Secara istilah, infak merupakan pemberian kepada manusia atau lembaga baik disertai dengan kesukarelaan ataupun tidak. Istilah ini lebih menunjukkan kepada arti pemberian belaka. Dengan demikian, penggunan istilah infak dapat mencakup istilah sadaqah dan zakat. Namun titik tekan dalam persoalan ini bukan kepada bentuk infak, tetapi lebih kepada penggunaan infak tersebut. Definisi terkait penggunaan infak dapat dilihat dari pendapat al-Jurjani dalam karyanya al-Ta’rifat. Beliau menyatakan bahwa infak merupakan penggunaan harta untuk memenuhi kebutuhan seseorang atau lembaga. Dengan demikian, infak bersifat konsumtif. Dari pernyataan tersebut infak dapat digunakan untuk kebutuhan perseorangan atau lembaga.
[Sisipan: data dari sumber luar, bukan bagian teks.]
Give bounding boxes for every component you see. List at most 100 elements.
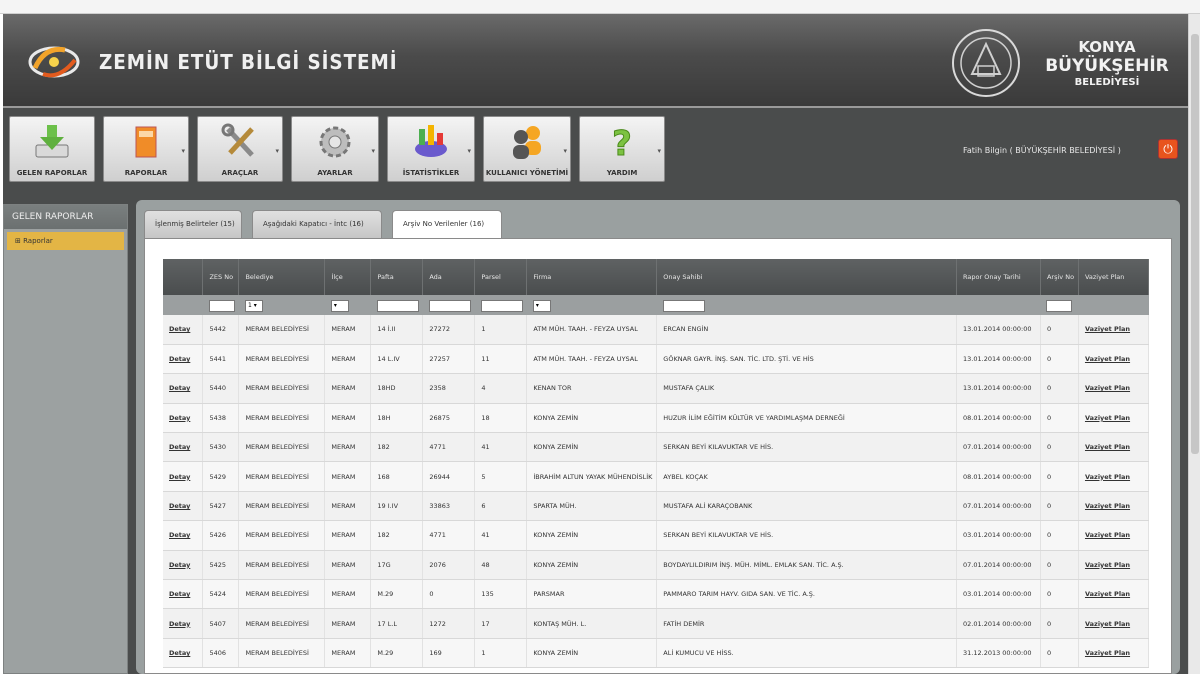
tools-button[interactable]: ARAÇLAR ▾ xyxy=(197,116,283,182)
cell-detail-link[interactable]: Detay xyxy=(163,373,204,404)
settings-button[interactable]: AYARLAR ▾ xyxy=(291,116,379,182)
onay-sahibi-filter-input[interactable] xyxy=(662,300,705,312)
grid-header-row: ZES No Belediye İlçe Pafta Ada Parsel Fi… xyxy=(163,259,1150,295)
cell-parsel: 5 xyxy=(474,461,528,492)
cell-detail-link[interactable]: Detay xyxy=(163,461,204,492)
cell-ada: 26944 xyxy=(422,461,476,492)
tab-processed-label: İşlenmiş Belirteler (15) xyxy=(155,220,235,228)
cell-detail-link[interactable]: Detay xyxy=(163,491,204,522)
cell-detail-link[interactable]: Detay xyxy=(163,550,204,581)
help-dropdown-arrow-icon: ▾ xyxy=(657,147,661,155)
column-header-parsel[interactable]: Parsel xyxy=(474,259,528,295)
cell-onay-sahibi: FATİH DEMİR xyxy=(656,608,958,639)
cell-arsiv-no: 0 xyxy=(1040,608,1079,639)
parsel-filter-input[interactable] xyxy=(480,300,523,312)
user-management-button[interactable]: KULLANICI YÖNETİMİ ▾ xyxy=(483,116,571,182)
sidebar-item-label: Raporlar xyxy=(23,237,53,245)
column-header-vaziyet-plan[interactable]: Vaziyet Plan xyxy=(1078,259,1150,295)
cell-pafta: 19 I.IV xyxy=(370,491,424,522)
cell-detail-link[interactable]: Detay xyxy=(163,579,204,610)
cell-vaziyet-plan-link[interactable]: Vaziyet Plan xyxy=(1078,403,1150,434)
belediye-filter-select[interactable]: 1 ▾ xyxy=(244,300,263,312)
cell-firma: KENAN TOR xyxy=(526,373,658,404)
arsiv-no-filter-input[interactable] xyxy=(1046,300,1073,312)
cell-vaziyet-plan-link[interactable]: Vaziyet Plan xyxy=(1078,520,1150,551)
cell-firma: PARSMAR xyxy=(526,579,658,610)
column-header-ada[interactable]: Ada xyxy=(422,259,476,295)
cell-ilce: MERAM xyxy=(324,315,372,345)
column-header-pafta[interactable]: Pafta xyxy=(370,259,424,295)
cell-ada: 1272 xyxy=(422,608,476,639)
tab-archived[interactable]: Arşiv No Verilenler (16) xyxy=(392,210,502,240)
cell-detail-link[interactable]: Detay xyxy=(163,520,204,551)
cell-firma: KONYA ZEMİN xyxy=(526,403,658,434)
app-logo-icon xyxy=(28,46,80,78)
logout-button[interactable]: ⏻ xyxy=(1158,139,1178,159)
cell-onay-sahibi: ERCAN ENGİN xyxy=(656,315,958,345)
cell-detail-link[interactable]: Detay xyxy=(163,432,204,463)
filter-cell xyxy=(474,295,527,315)
filter-cell: ▾ xyxy=(324,295,371,315)
filter-cell: 1 ▾ xyxy=(238,295,325,315)
cell-vaziyet-plan-link[interactable]: Vaziyet Plan xyxy=(1078,491,1150,522)
download-tray-icon xyxy=(35,125,69,158)
cell-arsiv-no: 0 xyxy=(1040,432,1079,463)
table-row: Detay 5440 MERAM BELEDİYESİ MERAM 18HD 2358 4 K… xyxy=(163,373,1150,404)
firma-filter-select[interactable]: ▾ xyxy=(532,300,551,312)
cell-vaziyet-plan-link[interactable]: Vaziyet Plan xyxy=(1078,579,1150,610)
cell-detail-link[interactable]: Detay xyxy=(163,638,204,669)
reports-button[interactable]: RAPORLAR ▾ xyxy=(103,116,189,182)
column-header-belediye[interactable]: Belediye xyxy=(238,259,326,295)
column-header-rapor-onay-tarihi[interactable]: Rapor Onay Tarihi xyxy=(956,259,1041,295)
cell-parsel: 41 xyxy=(474,520,528,551)
cell-vaziyet-plan-link[interactable]: Vaziyet Plan xyxy=(1078,638,1150,669)
cell-vaziyet-plan-link[interactable]: Vaziyet Plan xyxy=(1078,550,1150,581)
cell-vaziyet-plan-link[interactable]: Vaziyet Plan xyxy=(1078,432,1150,463)
reports-grid: ZES No Belediye İlçe Pafta Ada Parsel Fi… xyxy=(163,259,1150,669)
column-header-arsiv-no[interactable]: Arşiv No xyxy=(1040,259,1079,295)
tab-pending[interactable]: Aşağıdaki Kapatıcı - İntc (16) xyxy=(252,210,382,238)
cell-ilce: MERAM xyxy=(324,608,372,639)
sidebar-item-reports[interactable]: ⊞ Raporlar xyxy=(7,232,124,250)
pafta-filter-input[interactable] xyxy=(376,300,419,312)
zes-no-filter-input[interactable] xyxy=(208,300,235,312)
column-header-firma[interactable]: Firma xyxy=(526,259,658,295)
cell-vaziyet-plan-link[interactable]: Vaziyet Plan xyxy=(1078,373,1150,404)
column-header-zes-no[interactable]: ZES No xyxy=(202,259,240,295)
cell-rapor-onay-tarihi: 13.01.2014 00:00:00 xyxy=(956,315,1041,345)
cell-detail-link[interactable]: Detay xyxy=(163,315,204,345)
cell-belediye: MERAM BELEDİYESİ xyxy=(238,344,326,375)
statistics-button[interactable]: İSTATİSTİKLER ▾ xyxy=(387,116,475,182)
cell-detail-link[interactable]: Detay xyxy=(163,608,204,639)
scrollbar-thumb[interactable] xyxy=(1191,34,1199,454)
ilce-filter-select[interactable]: ▾ xyxy=(330,300,349,312)
table-row: Detay 5407 MERAM BELEDİYESİ MERAM 17 L.L 1272… xyxy=(163,608,1150,639)
incoming-reports-label: GELEN RAPORLAR xyxy=(16,169,88,177)
cell-belediye: MERAM BELEDİYESİ xyxy=(238,315,326,345)
tools-label: ARAÇLAR xyxy=(221,169,259,177)
filter-cell: ▾ xyxy=(526,295,657,315)
tab-processed[interactable]: İşlenmiş Belirteler (15) xyxy=(144,210,242,238)
incoming-reports-button[interactable]: GELEN RAPORLAR xyxy=(9,116,95,182)
column-header[interactable] xyxy=(163,259,204,295)
table-row: Detay 5438 MERAM BELEDİYESİ MERAM 18H 26875 18… xyxy=(163,403,1150,434)
column-header-onay-sahibi[interactable]: Onay Sahibi xyxy=(656,259,958,295)
cell-vaziyet-plan-link[interactable]: Vaziyet Plan xyxy=(1078,315,1150,345)
cell-zes-no: 5406 xyxy=(202,638,240,669)
table-row: Detay 5429 MERAM BELEDİYESİ MERAM 168 26944 5 İ… xyxy=(163,461,1150,492)
cell-vaziyet-plan-link[interactable]: Vaziyet Plan xyxy=(1078,461,1150,492)
sidebar-item-icon: ⊞ xyxy=(15,237,24,245)
cell-vaziyet-plan-link[interactable]: Vaziyet Plan xyxy=(1078,608,1150,639)
cell-ilce: MERAM xyxy=(324,579,372,610)
page-scrollbar[interactable] xyxy=(1188,14,1200,674)
ada-filter-input[interactable] xyxy=(428,300,471,312)
cell-detail-link[interactable]: Detay xyxy=(163,344,204,375)
cell-vaziyet-plan-link[interactable]: Vaziyet Plan xyxy=(1078,344,1150,375)
help-button[interactable]: ? YARDIM ▾ xyxy=(579,116,665,182)
cell-rapor-onay-tarihi: 07.01.2014 00:00:00 xyxy=(956,550,1041,581)
column-header-ilce[interactable]: İlçe xyxy=(324,259,372,295)
cell-ilce: MERAM xyxy=(324,638,372,669)
cell-ada: 2358 xyxy=(422,373,476,404)
cell-detail-link[interactable]: Detay xyxy=(163,403,204,434)
municipality-seal-icon xyxy=(952,29,1020,97)
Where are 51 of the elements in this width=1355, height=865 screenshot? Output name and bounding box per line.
Dalam kenyataannya, infak mempunyai kemungkinan untuk diberikan kepada orang lain atau lembaga lain. Jelasnya, infak telah mengalir dalam tingkat kedua dalam derajat pemberian. Setelah diberikan kepada seseorang atau lembaga lantas diberikan kepada seseorang atau lembaga dalam derajat pemberian yang ketiga. Pola ini dalam ketentuan agama tidak diatur secara spesifik. Bahkan pemberian infak dapat terjadi jatuh ke tangan pemberi yang pertama dan praktik ini dinyatakan sebagai hal yang tidak dihubungkan ke dalam ketentuan syariat namun lebih dikaitkan dengan persoalan teologis. Artinya kekuasaan Tuhan yang menghendaki pemberian infak itu jatuh ke tangan pemberi yang pertama. Dalam persoalan ini, infak tersebut tetap dinyatakan sebagai pemberian yang tidak melanggar norma-norma kepatutan pemberian, kecuali kalau infak ditujukan untuk perbuatan yang melanggar norma-norma agama semisal mendukung kelompok pemadat, persekongkolan perjudian, menyuburkan prostitusi dan lain-lain. Dengan demikian, penggunaan uang infak untuk takjil tidak melanggar kepatutan pemberian.
Persoalan yang perlu diperhatikan selanjutnya adalah penggunaan infak tersebut seyogyanya digunakan dalam koridor kesepakatan pengurus takmir masjid. Hal ini perlu dilakukan agar penggunaan dana infak senantiasa memenuhi kemaslahatan bagi kepentingan banyak pihak.
Sementara permasalahan kewenangan masjid wakaf  dalam mengelola penggunaan dana infak tersebut tidak berkaitan dengan pemberian takjil. Baik masjid wakaf maupun non-wakaf mempunyai kesamaan dalam mengelola dana infak secara akuntabel (amanah) dan transparan (maslahat). Wallahu a’lam bi al-shawab.
Zayad Abd. Rahman, MHI, dosen Syariah STAIN Kediri.